Num verão do fim da década de 70, o carioca Sérgio Neiva Cavalcanti curtia com amigos a Praia do Pepê, na Zona Oeste da cidade, quando foi convidado para participar de um filme – o clássico “Menino do Rio”. Desde então, além do cinema, fez teatro, televisão, música, publicidade e animou até festas de formatura. Completando 65 anos de idade e 40 de vida artística, ele consagrou o sobrenome Mallandro como ícone cult do humor brasileiro e, até o último dia 13, acreditava “já ter vivido de tudo”.
“Saí do banho, fui colocar perfume e não senti o cheiro. Liguei para o meu médico, fizemos o exame do coronavírus e vimos que estava já com 25% do pulmão comprometido. Me internaram na UTI e fiquei oito dias lá, com febre, cansado, me tratando com remédios e oxigênio e com a cabeça totalmente pirada. Ali, veio um filme na minha cabeça, tive muito medo da morte e passei a ressignificar a vida”, conta.
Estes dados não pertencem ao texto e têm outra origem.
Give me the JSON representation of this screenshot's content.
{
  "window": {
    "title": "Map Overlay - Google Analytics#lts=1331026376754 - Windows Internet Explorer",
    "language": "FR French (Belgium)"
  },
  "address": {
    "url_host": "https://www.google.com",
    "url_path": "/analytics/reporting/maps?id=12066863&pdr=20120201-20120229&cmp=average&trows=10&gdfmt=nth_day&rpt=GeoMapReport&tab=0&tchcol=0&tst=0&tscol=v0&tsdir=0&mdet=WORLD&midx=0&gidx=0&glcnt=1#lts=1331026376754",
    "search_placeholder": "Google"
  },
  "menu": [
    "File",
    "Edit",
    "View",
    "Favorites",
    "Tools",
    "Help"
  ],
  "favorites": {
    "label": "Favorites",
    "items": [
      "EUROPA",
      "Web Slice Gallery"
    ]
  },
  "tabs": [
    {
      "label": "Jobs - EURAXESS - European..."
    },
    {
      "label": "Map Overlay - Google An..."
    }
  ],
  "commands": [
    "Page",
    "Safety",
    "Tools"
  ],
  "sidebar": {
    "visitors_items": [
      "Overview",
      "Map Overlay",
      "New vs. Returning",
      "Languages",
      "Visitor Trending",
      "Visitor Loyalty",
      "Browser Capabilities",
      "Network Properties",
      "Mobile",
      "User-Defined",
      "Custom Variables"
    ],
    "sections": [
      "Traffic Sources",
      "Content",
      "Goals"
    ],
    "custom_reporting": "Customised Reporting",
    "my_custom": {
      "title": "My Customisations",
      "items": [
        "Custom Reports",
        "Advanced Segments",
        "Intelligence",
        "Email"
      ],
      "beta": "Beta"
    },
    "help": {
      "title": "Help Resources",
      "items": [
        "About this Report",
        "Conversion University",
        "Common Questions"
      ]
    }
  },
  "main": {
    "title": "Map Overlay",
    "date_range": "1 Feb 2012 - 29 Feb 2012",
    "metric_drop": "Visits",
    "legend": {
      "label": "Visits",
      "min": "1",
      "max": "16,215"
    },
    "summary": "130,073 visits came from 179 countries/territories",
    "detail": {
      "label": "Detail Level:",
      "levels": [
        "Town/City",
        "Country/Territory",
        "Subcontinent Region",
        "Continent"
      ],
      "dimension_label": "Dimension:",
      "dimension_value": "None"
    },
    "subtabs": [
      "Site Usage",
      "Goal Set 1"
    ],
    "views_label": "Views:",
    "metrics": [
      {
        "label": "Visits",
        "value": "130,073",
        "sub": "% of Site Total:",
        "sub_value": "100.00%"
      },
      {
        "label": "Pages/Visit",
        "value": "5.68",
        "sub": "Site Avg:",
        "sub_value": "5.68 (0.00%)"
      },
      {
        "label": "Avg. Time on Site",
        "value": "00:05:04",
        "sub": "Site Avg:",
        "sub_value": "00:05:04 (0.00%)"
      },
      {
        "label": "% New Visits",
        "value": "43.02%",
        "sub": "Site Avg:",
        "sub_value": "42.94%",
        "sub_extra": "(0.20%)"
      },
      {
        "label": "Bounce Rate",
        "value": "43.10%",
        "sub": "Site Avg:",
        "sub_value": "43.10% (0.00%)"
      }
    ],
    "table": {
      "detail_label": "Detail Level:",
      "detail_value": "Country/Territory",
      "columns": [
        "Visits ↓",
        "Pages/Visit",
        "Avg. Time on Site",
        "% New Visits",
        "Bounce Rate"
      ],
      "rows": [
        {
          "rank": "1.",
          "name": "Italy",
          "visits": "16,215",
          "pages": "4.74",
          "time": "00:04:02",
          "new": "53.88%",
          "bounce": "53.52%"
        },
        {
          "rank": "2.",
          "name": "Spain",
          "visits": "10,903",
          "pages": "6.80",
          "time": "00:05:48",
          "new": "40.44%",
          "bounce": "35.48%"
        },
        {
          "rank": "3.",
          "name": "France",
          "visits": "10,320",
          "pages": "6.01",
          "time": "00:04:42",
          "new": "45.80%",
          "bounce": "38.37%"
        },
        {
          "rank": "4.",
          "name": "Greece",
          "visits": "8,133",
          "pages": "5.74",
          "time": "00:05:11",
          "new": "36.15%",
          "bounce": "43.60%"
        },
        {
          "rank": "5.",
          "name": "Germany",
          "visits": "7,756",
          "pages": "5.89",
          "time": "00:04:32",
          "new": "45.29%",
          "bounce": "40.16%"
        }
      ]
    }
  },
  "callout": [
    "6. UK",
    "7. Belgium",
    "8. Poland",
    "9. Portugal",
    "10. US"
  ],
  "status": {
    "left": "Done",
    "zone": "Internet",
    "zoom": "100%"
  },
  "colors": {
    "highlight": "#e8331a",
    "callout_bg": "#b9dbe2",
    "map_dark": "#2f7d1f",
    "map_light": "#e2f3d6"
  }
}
Sem conseguir falar sério por muito tempo, ele emenda uma piada: “Foram oito dias sem gluglu ou salci fufu”, admite, citando os famosos bordões por 16 vezes durante uma hora de entrevista para a Época. As piadas, ele lembra, garantiram também risadas e até danças com os profissionais de saúde do Hospital Copa Star, na Zona Sul da cidade, onde ele recebeu alta na terça-feira (20). É deles que vem a inspiração para seu próximo projeto.
“Conversando com enfermeiros e médicos, fiquei tocado com o amor que têm por cuidar dos outros. Me achei uma formiga, muito pequeno, diante da grandiosidade desses heróis. Em oito dias, com todos de máscaras, não vi o rosto de ninguém, mas pude sentir os olhares e os corações. Em paralelo, pensei o quão ruim está o mundo aqui fora, com valores distorcidos. As pessoas precisam se amar mais, ter generosidade e bondade e menos julgamentos. Agora, quero transformar essa reflexão em roteiro”, diz.
Sérgio Mallandro conta ter tido os compromissos profissionais desse ano desmarcados logo depois do carnaval. Na ocasião, ele já tinha confirmado na agenda temporadas do stand-up que apresenta, no Rio, em São Paulo e em Salvador, eventos corporativos, a filmagem de um longa-metragem e até campanha de óculos em um navio.
Com os cancelamentos, durante seis meses, só saiu da casa com piscina onde mora, em São Conrado, também na Zona Sul, para ir na farmácia ou no mercado. Seu filho, Edgard, de 32 anos, que estuda em Hollywood, lhe fez companhia durante a quarentena. A neta, filha de Serginho, de 35, recém-nascida, ele só viu uma vez.
“Eu já tive muitos altos e baixos na vida. Já quebrei e levantei. Mas agora é um recomeço não só meu, como do mundo inteiro. Todos estão tendo que se reinventar. Nesse período, ajudei muitos amigos, dei cestas básicas. Acredito que temos que lutar e não podemos perder a nossa vontade de vencer”, afirma.